Sim, precisamos nos adaptar aos novos rumos da tecnologia. Nem sempre por vontade, mas por necessidade. Não acredito que os jornais e os livros físicos possam vir a se extinguirem um dia, porém outros meios de acessá-los serão sempre bem-vindos, considerando a correria dos atuais e futuros dias.

Os conservadores de plantão resistem ao máximo qualquer tipo de ameaça ao estilo tradicional e são capazes muitas vezes de os atacarem, com críticas e argumentos mais apaixonados que elaborados.

O prazer de folhear um jornal em busca de notícias recentes foi substituído, ao longo do tempo, pela instantaneidade do furo, assim como, ainda é muito prazeroso o hábito de frequentarmos livrarias, manusearmos exemplares novos e clássicos, sairmos felizes do estabelecimento com um ou vários livros numa sacola. Tais sensações são imensuráveis e insubstituíveis. Entretanto, nada impede que possam ser adaptáveis.

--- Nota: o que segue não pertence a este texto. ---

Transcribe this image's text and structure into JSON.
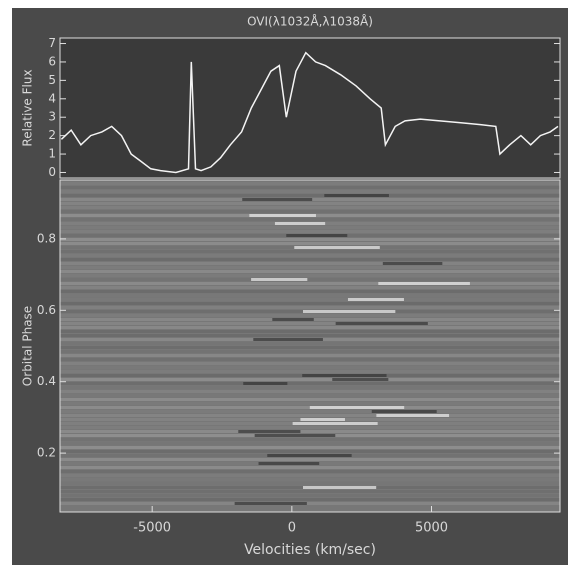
{
  "chart_data": [
    {
      "type": "line",
      "title": "OVI(λ1032Å,λ1038Å)",
      "ylabel": "Relative Flux",
      "x": [
        -8250,
        -7900,
        -7550,
        -7200,
        -6800,
        -6450,
        -6100,
        -5750,
        -5400,
        -5050,
        -4700,
        -4150,
        -3700,
        -3600,
        -3450,
        -3250,
        -2900,
        -2550,
        -2200,
        -1800,
        -1450,
        -1100,
        -750,
        -450,
        -200,
        150,
        500,
        850,
        1200,
        1750,
        2300,
        2800,
        3200,
        3350,
        3700,
        4050,
        4600,
        5300,
        6050,
        6750,
        7300,
        7450,
        7800,
        8200,
        8550,
        8900,
        9250,
        9530
      ],
      "series": [
        {
          "name": "Relative Flux",
          "color": "#f4f4f4",
          "values": [
            1.8,
            2.3,
            1.5,
            2.0,
            2.2,
            2.5,
            2.0,
            1.0,
            0.6,
            0.2,
            0.1,
            0.0,
            0.2,
            6.0,
            0.2,
            0.1,
            0.3,
            0.8,
            1.5,
            2.2,
            3.5,
            4.5,
            5.5,
            5.8,
            3.0,
            5.5,
            6.5,
            6.0,
            5.8,
            5.3,
            4.7,
            4.0,
            3.5,
            1.5,
            2.5,
            2.8,
            2.9,
            2.8,
            2.7,
            2.6,
            2.5,
            1.0,
            1.5,
            2.0,
            1.5,
            2.0,
            2.2,
            2.5
          ]
        }
      ],
      "xlim": [
        -8300,
        9600
      ],
      "ylim": [
        -0.3,
        7.3
      ],
      "yticks": [
        0,
        1,
        2,
        3,
        4,
        5,
        6,
        7
      ]
    },
    {
      "type": "image",
      "ylabel": "Orbital Phase",
      "xlabel": "Velocities (km/sec)",
      "xlim": [
        -8300,
        9600
      ],
      "xticks": [
        -5000,
        0,
        5000
      ],
      "ylim": [
        0.035,
        0.965
      ],
      "yticks": [
        0.2,
        0.4,
        0.6,
        0.8
      ]
    }
  ]
}
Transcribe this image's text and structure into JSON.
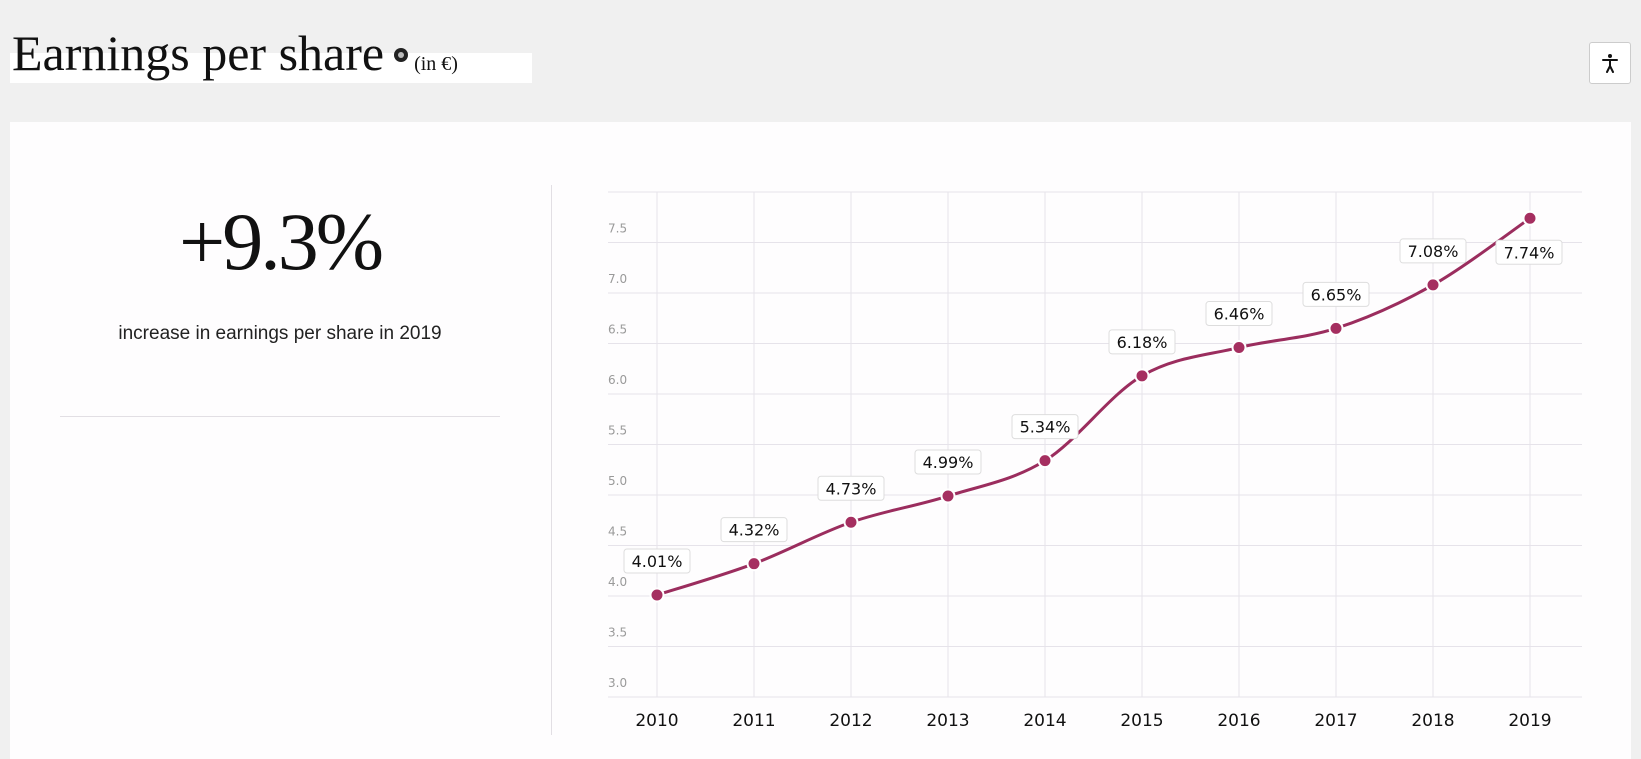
{
  "header": {
    "title": "Earnings per share",
    "unit": "(in €)",
    "info_icon": "info-dot-icon"
  },
  "toolbar": {
    "accessibility_icon": "accessibility-icon"
  },
  "kpi": {
    "value": "+9.3%",
    "label": "increase in earnings per share in 2019"
  },
  "colors": {
    "line": "#9b2d5e",
    "point": "#a52f60",
    "grid": "#e6e3ea"
  },
  "chart_data": {
    "type": "line",
    "title": "Earnings per share (in €)",
    "xlabel": "",
    "ylabel": "",
    "categories": [
      "2010",
      "2011",
      "2012",
      "2013",
      "2014",
      "2015",
      "2016",
      "2017",
      "2018",
      "2019"
    ],
    "values": [
      4.01,
      4.32,
      4.73,
      4.99,
      5.34,
      6.18,
      6.46,
      6.65,
      7.08,
      7.74
    ],
    "data_labels": [
      "4.01%",
      "4.32%",
      "4.73%",
      "4.99%",
      "5.34%",
      "6.18%",
      "6.46%",
      "6.65%",
      "7.08%",
      "7.74%"
    ],
    "ylim": [
      3.0,
      8.0
    ],
    "yticks": [
      "3.0",
      "3.5",
      "4.0",
      "4.5",
      "5.0",
      "5.5",
      "6.0",
      "6.5",
      "7.0",
      "7.5"
    ],
    "grid": true,
    "legend": "none"
  }
}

Eu me considero um ser retrô. Gosto de alguns novos velhos hábitos. Infelizmente, vivo num mundo efêmero onde nem sempre podemos agir com naturalidade seguindo os nossos próprios princípios. A qualidade do viver tornou-se comprometida. E o que fazer para não abrirmos mão das “horinhas de descuido” (“Felicidade se acha é em horinhas de descuido” – Guimarães Rosa)? Flexibilizarmos nossa rotina em prol do antidesperdício. Podemos inserir os novos mecanismos sem abrir mão da nossa essência comportamental. Dessa forma, o e-book entrou na minha vida sem que eu deixasse de consumir os livros físicos. Tenho muitos ainda enfileirados, mas é impossível ler em conduções a caminho do trabalho. Essas, cada vez mais insuportáveis e sem estrutura para leituras, descansos e afins.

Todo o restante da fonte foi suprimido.